2) Real-Time Trades:
Real-time trading became easier with forex trading since people with a standardized yet anonymous internet connection could easily trade currencies with the fluctuation of prices. Real-time trade became possible due to the availability of the internet, and the spot market gets instantly updated and upgraded as per currency change.
With Fintech, the ability to pursue real-time trade has become quite feasible and accessible over a broad spectrum. With the help of your mobile data and a Fintech application installed on your smartphone, you can get notified in an instant and therefore, pursue real-time trade even while sitting on the bus.
3) Analytics Tool:
Fintech allows forex traders and brokers to pursue an in-depth understanding regarding the forex software they use, and also allows them to derive analytical data regarding their interests and choices in the global forex market.
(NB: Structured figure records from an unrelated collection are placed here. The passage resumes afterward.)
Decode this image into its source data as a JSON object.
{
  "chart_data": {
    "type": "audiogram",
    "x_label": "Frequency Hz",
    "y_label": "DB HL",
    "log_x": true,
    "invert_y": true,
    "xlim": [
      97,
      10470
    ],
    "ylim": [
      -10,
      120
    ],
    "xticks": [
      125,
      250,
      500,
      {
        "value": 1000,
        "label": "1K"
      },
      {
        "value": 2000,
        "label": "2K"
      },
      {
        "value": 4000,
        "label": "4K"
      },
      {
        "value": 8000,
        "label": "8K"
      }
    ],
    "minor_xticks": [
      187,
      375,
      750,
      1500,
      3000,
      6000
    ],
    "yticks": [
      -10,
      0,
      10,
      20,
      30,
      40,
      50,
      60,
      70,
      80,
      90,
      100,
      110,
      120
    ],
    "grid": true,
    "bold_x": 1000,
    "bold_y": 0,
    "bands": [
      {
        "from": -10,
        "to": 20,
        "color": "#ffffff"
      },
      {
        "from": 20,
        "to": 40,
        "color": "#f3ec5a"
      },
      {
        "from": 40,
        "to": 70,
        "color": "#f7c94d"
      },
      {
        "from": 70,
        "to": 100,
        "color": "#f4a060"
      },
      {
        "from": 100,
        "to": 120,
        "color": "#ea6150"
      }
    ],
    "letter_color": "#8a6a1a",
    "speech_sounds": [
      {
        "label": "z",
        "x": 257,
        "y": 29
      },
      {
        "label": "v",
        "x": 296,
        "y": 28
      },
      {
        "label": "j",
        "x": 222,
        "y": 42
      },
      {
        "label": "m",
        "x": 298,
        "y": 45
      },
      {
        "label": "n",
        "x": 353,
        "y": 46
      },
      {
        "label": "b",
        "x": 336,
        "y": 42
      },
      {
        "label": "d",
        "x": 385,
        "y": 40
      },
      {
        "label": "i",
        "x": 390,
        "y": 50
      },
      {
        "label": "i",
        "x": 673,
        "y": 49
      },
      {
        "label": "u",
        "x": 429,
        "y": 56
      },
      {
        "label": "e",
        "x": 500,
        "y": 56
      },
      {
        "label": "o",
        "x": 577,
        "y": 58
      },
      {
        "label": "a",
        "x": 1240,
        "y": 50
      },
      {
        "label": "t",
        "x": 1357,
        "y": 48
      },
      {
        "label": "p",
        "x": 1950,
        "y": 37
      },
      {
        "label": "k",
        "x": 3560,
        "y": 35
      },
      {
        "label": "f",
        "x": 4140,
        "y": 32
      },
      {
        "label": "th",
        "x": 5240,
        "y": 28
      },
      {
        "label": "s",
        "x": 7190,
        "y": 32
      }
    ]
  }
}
Since this data is known to be highly dynamic, professional and technical, it is at times misinterpreted. Therefore, third authority physical brokers make it appear as a part of technology that is quite queer and difficult – something that only a corporate investor would understand. However, Fintech has allowed users – of the non-technical kind as well – to study analytics deeply and embark on a global forex trade that keeps on altering and changing dynamically.
Fintech will continue to evolve the forex trading global market with more solutions and efforts in the years to come. According to the status of the current economy and the deepening culture of centralized systems, it is time to popularize real time forex trading and access to financial policies as per standards and requirements.